05/28/98 - I am 28 today. Since I was aware of numbers I've waited for this birthday for no other reason than the coincidence... I'm 28 on the 28th. Having admitted it my birthday I feel vain. Who goes around saying "It's my birthday!"? The Beatles: "Da na na na na na You say it's your bithday. Da na na na na na It's my birthday, too! Yeah." The Police: "It's my birthday. Happy Birthday." I will give a prize of some sort to anyone who can tell me what Police song I just quoted. Hint: Regatta DeBlanc. Let's see... what is a suitable prize... I think I'll wait to see who answers before I decide.

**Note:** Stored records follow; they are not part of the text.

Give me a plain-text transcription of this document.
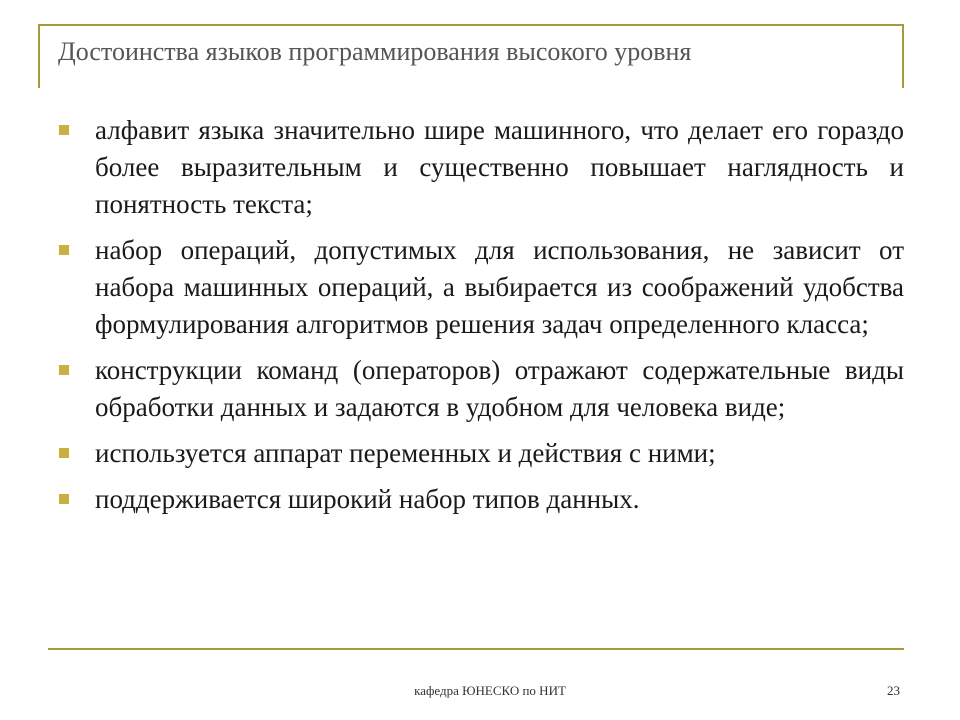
Достоинства языков программирования высокого уровня
алфавит языка значительно шире машинного, что делает его гораздо более выразительным и существенно повышает наглядность и понятность текста;
набор операций, допустимых для использования, не зависит от набора машинных операций, а выбирается из соображений удобства формулирования алгоритмов решения задач определенного класса;
конструкции команд (операторов) отражают содержательные виды обработки данных и задаются в удобном для человека виде;
используется аппарат переменных и действия с ними;
поддерживается широкий набор типов данных.
кафедра ЮНЕСКО по НИТ	23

Ok, Jodie made me Jersey Dirt... mmm, she also provided the recipe... perhaps I shouldn't eat this stuff. Basically Jersey Dirt is a mixture of fat and sugar and, on further thought, I could have easily reached this conclusion without the recipe. But on the good side of things Jodie probably made the best Jersey Dirt EVER!!! I've had 3 servings so far and it's only 9:30a... I've been 28 for an hour now. Come see if I have some Jersey Dirt left... bring a plate.
05/29/98 - Tom Bernal wins yesterday's song prize (whatever that may be... it will be something, though) for his answer of "On Any Other Day". Next subject: Amazed me. Kara, with my friend's aid, executed an amazing surprize party for me. I can't even being to describe the emotional wave crashing my beach. I guess to continue the metaphor Kara would be the moon. She is an extraoridinary person. And my friends... pulling the wool over my eyes. With the hot humid weather we've been having you'd think I'd have noticed wool in my face... I didn't. I arrived home to find a porch load of friends. I saw their cars before I got all the way home but the surprize was complete. At the risk of belittling my childhood experiences yesterday may have been my best birthday yet. 28 on the 28th... well worth the wait.